Саша присела на пень и сняла перчатки.
– Встань ты с него! – позвал Илья. Она боялась насекомых больше всего на свете. – Иди ко мне.
Саша подошла и, притянув лиловые ветки, вертела их в поисках пятилистника. Илья смотрел на ее открывшийся живот.
– Нашла! Съешь его и загадай желание. – Она угостила Илью счастливым цветком.
Лепестки горьким сахаром растаяли во рту.
– И?
– По вкусу как четырехлистник.
– Да нет же! Что ты загадал?
Илья притянул, поцеловал Сашу, чтобы она попробовала его желание на вкус.

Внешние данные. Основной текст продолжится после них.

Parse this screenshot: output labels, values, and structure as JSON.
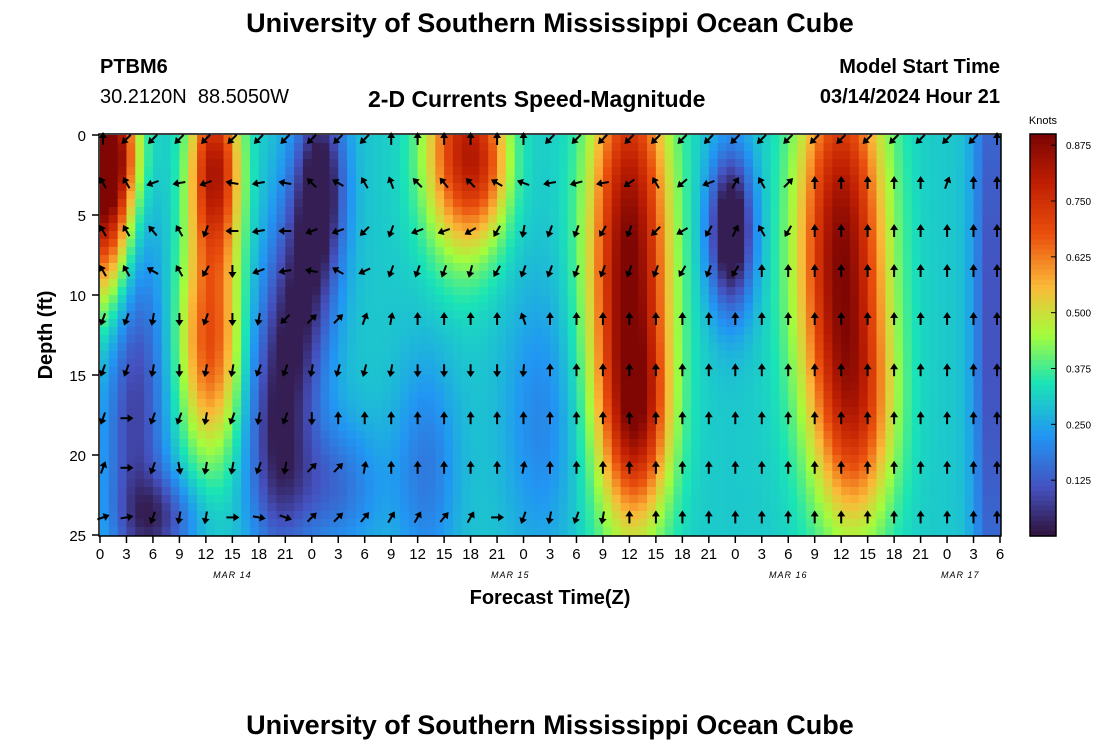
{
  "header": {
    "title": "University of Southern Mississippi Ocean Cube",
    "station_id": "PTBM6",
    "station_coords": "30.2120N  88.5050W",
    "plot_title": "2-D Currents Speed-Magnitude",
    "model_start_label": "Model Start Time",
    "model_start_value": "03/14/2024 Hour 21"
  },
  "footer": {
    "title": "University of Southern Mississippi Ocean Cube"
  },
  "colors": {
    "background": "#ffffff",
    "text": "#000000",
    "arrow": "#000000"
  },
  "chart_data": {
    "type": "heatmap",
    "title": "2-D Currents Speed-Magnitude",
    "xlabel": "Forecast Time(Z)",
    "ylabel": "Depth (ft)",
    "x_range_hours": [
      0,
      102
    ],
    "y_range_ft": [
      0,
      25
    ],
    "y_inverted": true,
    "y_ticks": [
      0,
      5,
      10,
      15,
      20,
      25
    ],
    "x_tick_hours": [
      0,
      3,
      6,
      9,
      12,
      15,
      18,
      21,
      24,
      27,
      30,
      33,
      36,
      39,
      42,
      45,
      48,
      51,
      54,
      57,
      60,
      63,
      66,
      69,
      72,
      75,
      78,
      81,
      84,
      87,
      90,
      93,
      96,
      99,
      102
    ],
    "x_tick_labels": [
      "0",
      "3",
      "6",
      "9",
      "12",
      "15",
      "18",
      "21",
      "0",
      "3",
      "6",
      "9",
      "12",
      "15",
      "18",
      "21",
      "0",
      "3",
      "6",
      "9",
      "12",
      "15",
      "18",
      "21",
      "0",
      "3",
      "6",
      "9",
      "12",
      "15",
      "18",
      "21",
      "0",
      "3",
      "6"
    ],
    "date_labels": [
      {
        "hour": 15,
        "text": "MAR 14"
      },
      {
        "hour": 46.5,
        "text": "MAR 15"
      },
      {
        "hour": 78,
        "text": "MAR 16"
      },
      {
        "hour": 97.5,
        "text": "MAR 17"
      }
    ],
    "colorbar": {
      "title": "Knots",
      "range": [
        0,
        0.9
      ],
      "ticks": [
        0.125,
        0.25,
        0.375,
        0.5,
        0.625,
        0.75,
        0.875
      ],
      "tick_labels": [
        "0.125",
        "0.250",
        "0.375",
        "0.500",
        "0.625",
        "0.750",
        "0.875"
      ]
    },
    "speed_model": {
      "cell_hours": 1,
      "cell_depth_ft": 0.5,
      "base": 0.3,
      "blobs": [
        {
          "t": 0.5,
          "d": 3,
          "st": 2.2,
          "sd": 5,
          "a": 0.62
        },
        {
          "t": 2,
          "d": 1,
          "st": 2,
          "sd": 2.5,
          "a": 0.2
        },
        {
          "t": 13,
          "d": 2,
          "st": 2,
          "sd": 4,
          "a": 0.5
        },
        {
          "t": 12.5,
          "d": 13,
          "st": 2.5,
          "sd": 5,
          "a": 0.38
        },
        {
          "t": 4,
          "d": 17,
          "st": 2.5,
          "sd": 8,
          "a": -0.22
        },
        {
          "t": 7,
          "d": 24,
          "st": 3,
          "sd": 2,
          "a": -0.18
        },
        {
          "t": 20,
          "d": 18,
          "st": 2.5,
          "sd": 6,
          "a": -0.25
        },
        {
          "t": 23,
          "d": 10,
          "st": 2.5,
          "sd": 5,
          "a": -0.22
        },
        {
          "t": 25,
          "d": 3,
          "st": 2,
          "sd": 4,
          "a": -0.3
        },
        {
          "t": 26,
          "d": 22,
          "st": 4,
          "sd": 3,
          "a": -0.15
        },
        {
          "t": 41,
          "d": 1,
          "st": 3,
          "sd": 4.5,
          "a": 0.45
        },
        {
          "t": 44,
          "d": 2,
          "st": 2,
          "sd": 3,
          "a": 0.15
        },
        {
          "t": 37,
          "d": 21,
          "st": 2.5,
          "sd": 5,
          "a": -0.12
        },
        {
          "t": 50,
          "d": 18,
          "st": 3,
          "sd": 6,
          "a": -0.1
        },
        {
          "t": 60,
          "d": 8,
          "st": 3.2,
          "sd": 10,
          "a": 0.6
        },
        {
          "t": 61,
          "d": 18,
          "st": 2.5,
          "sd": 4,
          "a": 0.25
        },
        {
          "t": 71.5,
          "d": 6,
          "st": 1.8,
          "sd": 3.5,
          "a": -0.38
        },
        {
          "t": 84,
          "d": 7,
          "st": 3.5,
          "sd": 9,
          "a": 0.57
        },
        {
          "t": 86,
          "d": 18,
          "st": 3,
          "sd": 5,
          "a": 0.25
        },
        {
          "t": 101,
          "d": 12,
          "st": 1.5,
          "sd": 20,
          "a": -0.2
        }
      ]
    },
    "arrow_grid": {
      "time_hours": [
        0,
        3,
        6,
        9,
        12,
        15,
        18,
        21,
        24,
        27,
        30,
        33,
        36,
        39,
        42,
        45,
        48,
        51,
        54,
        57,
        60,
        63,
        66,
        69,
        72,
        75,
        78,
        81,
        84,
        87,
        90,
        93,
        96,
        99,
        102
      ],
      "depths_ft": [
        0,
        3,
        6,
        8.5,
        11.5,
        14.7,
        17.7,
        20.8,
        23.9
      ],
      "directions_deg": [
        [
          0,
          225,
          225,
          225,
          225,
          225,
          225,
          225,
          225,
          225,
          225,
          0,
          0,
          0,
          0,
          0,
          0,
          225,
          225,
          225,
          225,
          225,
          225,
          225,
          225,
          225,
          225,
          225,
          225,
          225,
          225,
          225,
          225,
          225,
          0
        ],
        [
          330,
          330,
          250,
          260,
          250,
          280,
          260,
          280,
          315,
          300,
          330,
          340,
          315,
          320,
          315,
          300,
          290,
          260,
          255,
          260,
          235,
          330,
          230,
          250,
          30,
          330,
          45,
          0,
          0,
          0,
          0,
          0,
          20,
          0,
          0
        ],
        [
          330,
          330,
          320,
          330,
          200,
          270,
          260,
          270,
          250,
          250,
          225,
          200,
          250,
          250,
          240,
          210,
          190,
          200,
          200,
          210,
          200,
          225,
          240,
          210,
          25,
          330,
          210,
          0,
          0,
          0,
          0,
          0,
          0,
          0,
          0
        ],
        [
          330,
          330,
          300,
          330,
          210,
          180,
          250,
          260,
          280,
          300,
          245,
          200,
          200,
          200,
          195,
          210,
          200,
          200,
          200,
          200,
          200,
          200,
          210,
          200,
          210,
          0,
          0,
          0,
          0,
          0,
          0,
          0,
          0,
          0,
          0
        ],
        [
          200,
          200,
          190,
          180,
          200,
          180,
          190,
          225,
          45,
          45,
          20,
          10,
          0,
          0,
          0,
          0,
          340,
          0,
          0,
          0,
          0,
          0,
          0,
          0,
          0,
          0,
          0,
          0,
          0,
          0,
          0,
          0,
          0,
          0,
          0
        ],
        [
          200,
          200,
          190,
          180,
          190,
          190,
          200,
          200,
          190,
          195,
          195,
          190,
          180,
          180,
          180,
          180,
          185,
          0,
          0,
          0,
          0,
          0,
          0,
          0,
          0,
          0,
          0,
          0,
          0,
          0,
          0,
          0,
          0,
          0,
          0
        ],
        [
          200,
          90,
          200,
          200,
          190,
          200,
          190,
          200,
          180,
          0,
          0,
          0,
          0,
          0,
          0,
          0,
          0,
          0,
          0,
          0,
          0,
          0,
          0,
          0,
          0,
          0,
          0,
          0,
          0,
          0,
          0,
          0,
          0,
          0,
          0
        ],
        [
          20,
          90,
          200,
          170,
          190,
          190,
          200,
          190,
          45,
          45,
          10,
          0,
          0,
          0,
          0,
          0,
          10,
          0,
          0,
          0,
          0,
          0,
          0,
          0,
          0,
          0,
          0,
          0,
          0,
          0,
          0,
          0,
          0,
          0,
          0
        ],
        [
          70,
          80,
          200,
          190,
          190,
          90,
          100,
          110,
          45,
          45,
          40,
          30,
          30,
          40,
          30,
          90,
          200,
          190,
          200,
          190,
          0,
          0,
          0,
          0,
          0,
          0,
          0,
          0,
          0,
          0,
          0,
          0,
          0,
          0,
          0
        ]
      ]
    }
  }
}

Весь июнь они прожили в деревне: кислород, витамин D, прогулки. Сашин сон стал тише, но то уединение, которое должно было усмирить ее беспокойство, поначалу лишь добавляло тревоги. Особенно мучилась она во время дежурств мужа, когда приходилось оставаться одной в чужом доме. Чужом. Со смерти отца Илья ничего здесь не менял, и Саша не находила в нем места. Она придумывала себе работу и спасалась ею.
Может, разобьем у крыльца альпийскую горку?
Давай переклеим обои?
Вытащим этот хлам?
А стол надо к окну!
И сними ты эту хрень, она меня пугает!
Над креслом висела репродукция картины «Дети, бегущие от грозы» художника Маковского. На ней босая девочка несет брата прочь от бури. Белокурый малыш крепко вцепился в нее, но лицо его странно спокойное. Он точно знает, что сестра спасет его. Ребенком Илья тоже боялся этой картины, не садился в кресло под нею, потому что невольно представлял себя на месте детей. Со временем краски потемнели: хмурые облака свернулись в злую тучу, румяный лик девочки помрачнел, а малыш на ее спине глядел теперь совсем обреченно.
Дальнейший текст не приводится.